Specify dataset directory and extensions of files you want to upload to Amphora.

**Note**: File extensions must be a list/tuple.

In [None]:
DATASET_DIR = '/foo/bar'
UPLOAD_FILE_EXTENSIONS = ['.pdf', ]    # Must be a list/tuple.

### Amphora

Specify Amphora specific properties. 
Reach out to Amphora admins for access token.

In [None]:
AMPHORA_ACCESS_TOKEN = ''
AMPHORA_COLLECTION = ''
AMPHORA_RESOURCE_TYPE = 'Biblio: article'
AMPHORA_RESOURCE_PUBLIC = False

#### Internal Amphora Constants

You wouldn't need to modify these.

In [None]:
AMPHORA_SERVER = 'https://amphora.asu.edu'
AMPHORA_APP_PATH = 'amphora'                 # Abs URL on Amphora server

import posixpath
from urlparse import urljoin
UPLOAD_API_PATH = urljoin(AMPHORA_SERVER, posixpath.join(AMPHORA_APP_PATH, 'rest/resource/'))

### Logging

Configure logging.

In [None]:
# Logging
import logging
logging.basicConfig()
logging.getLogger().setLevel(logging.CRITICAL)
logger = logging.getLogger('amphora_upload')
logger.setLevel(logging.DEBUG)

### Upload Dataset Files

Set a few common things before starting upload.

In [None]:
import os
import requests
import mimetypes
import re

filetype = re.compile('|'.join((re.escape(t)+'$' for t in UPLOAD_FILE_EXTENSIONS)))

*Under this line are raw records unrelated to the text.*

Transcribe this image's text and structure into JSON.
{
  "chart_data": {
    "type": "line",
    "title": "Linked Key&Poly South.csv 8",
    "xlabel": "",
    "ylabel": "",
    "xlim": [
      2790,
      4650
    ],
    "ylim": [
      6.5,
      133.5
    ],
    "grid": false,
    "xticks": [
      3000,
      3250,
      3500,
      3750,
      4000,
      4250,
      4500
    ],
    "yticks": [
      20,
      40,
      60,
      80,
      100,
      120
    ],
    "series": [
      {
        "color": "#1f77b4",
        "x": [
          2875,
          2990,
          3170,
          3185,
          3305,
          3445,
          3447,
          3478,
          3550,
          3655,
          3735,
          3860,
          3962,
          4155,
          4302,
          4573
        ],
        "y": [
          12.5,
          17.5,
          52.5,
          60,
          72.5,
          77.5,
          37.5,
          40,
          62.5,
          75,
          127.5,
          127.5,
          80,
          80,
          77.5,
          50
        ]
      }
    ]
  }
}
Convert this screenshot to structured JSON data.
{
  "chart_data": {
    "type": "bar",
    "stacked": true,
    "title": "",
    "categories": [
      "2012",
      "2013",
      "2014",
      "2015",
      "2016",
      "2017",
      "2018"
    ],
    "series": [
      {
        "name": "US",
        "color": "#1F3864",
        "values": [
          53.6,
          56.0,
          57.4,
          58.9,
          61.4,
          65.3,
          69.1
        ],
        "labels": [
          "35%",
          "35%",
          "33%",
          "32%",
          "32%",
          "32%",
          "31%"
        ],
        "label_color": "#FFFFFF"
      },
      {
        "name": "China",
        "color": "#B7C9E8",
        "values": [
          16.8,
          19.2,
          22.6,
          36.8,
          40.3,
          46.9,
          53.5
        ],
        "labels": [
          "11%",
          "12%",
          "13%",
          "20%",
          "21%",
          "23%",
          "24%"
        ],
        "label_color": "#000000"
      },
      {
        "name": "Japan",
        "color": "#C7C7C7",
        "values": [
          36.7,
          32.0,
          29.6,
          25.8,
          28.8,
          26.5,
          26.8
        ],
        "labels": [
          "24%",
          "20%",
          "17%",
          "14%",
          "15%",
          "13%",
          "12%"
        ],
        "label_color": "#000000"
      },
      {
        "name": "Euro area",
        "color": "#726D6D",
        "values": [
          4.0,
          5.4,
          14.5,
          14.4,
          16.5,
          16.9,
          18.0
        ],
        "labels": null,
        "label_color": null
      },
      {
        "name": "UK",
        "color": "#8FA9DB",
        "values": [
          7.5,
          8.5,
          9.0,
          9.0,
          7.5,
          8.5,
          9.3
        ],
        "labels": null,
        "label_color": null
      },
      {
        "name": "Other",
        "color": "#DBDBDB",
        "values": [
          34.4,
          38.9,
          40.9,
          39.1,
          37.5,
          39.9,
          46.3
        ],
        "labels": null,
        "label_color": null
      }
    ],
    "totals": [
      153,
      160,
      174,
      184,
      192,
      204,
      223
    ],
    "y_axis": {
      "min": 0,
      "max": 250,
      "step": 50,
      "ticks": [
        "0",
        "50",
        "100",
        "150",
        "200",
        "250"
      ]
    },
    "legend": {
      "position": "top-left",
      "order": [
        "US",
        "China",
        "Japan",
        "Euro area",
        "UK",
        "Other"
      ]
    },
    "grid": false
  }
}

session = requests.Session()
session.headers = {
    'Authorization': 'Token %s' % (AMPHORA_ACCESS_TOKEN),
}

#### Begin Upload!

Based on logging configuration, you should see upload progress real-time.

In [None]:
for (dpath, dnames, fnames) in os.walk(os.path.abspath(os.path.expanduser(DATASET_DIR))):
    if dnames:
        dnames.sort()

    if not fnames:
        continue

    for fname in fnames:
        fpath = os.path.join(dpath, fname)
        if not filetype.search(fpath):
            continue

        files = {
            'upload_file': (fpath, open(fpath, 'rb'), mimetypes.guess_type(fpath)[0]),
        }

        data = {
            'name': os.path.basename(fpath),
            'collection': AMPHORA_COLLECTION,
            'resource_type': AMPHORA_RESOURCE_TYPE,
            'public': AMPHORA_RESOURCE_PUBLIC,
        }

        try:
            response = session.post(UPLOAD_API_PATH, data=data, files=files)
            if response.status_code != 200:
                raise Exception(response.text)
        except Exception as e:
            logger.error('{}: {}'.format(fpath, e))
            continue
        else:
            upload_id = response.json()['id']
            logger.debug('{}: Uploaded (ID {})'.format(fpath, upload_id))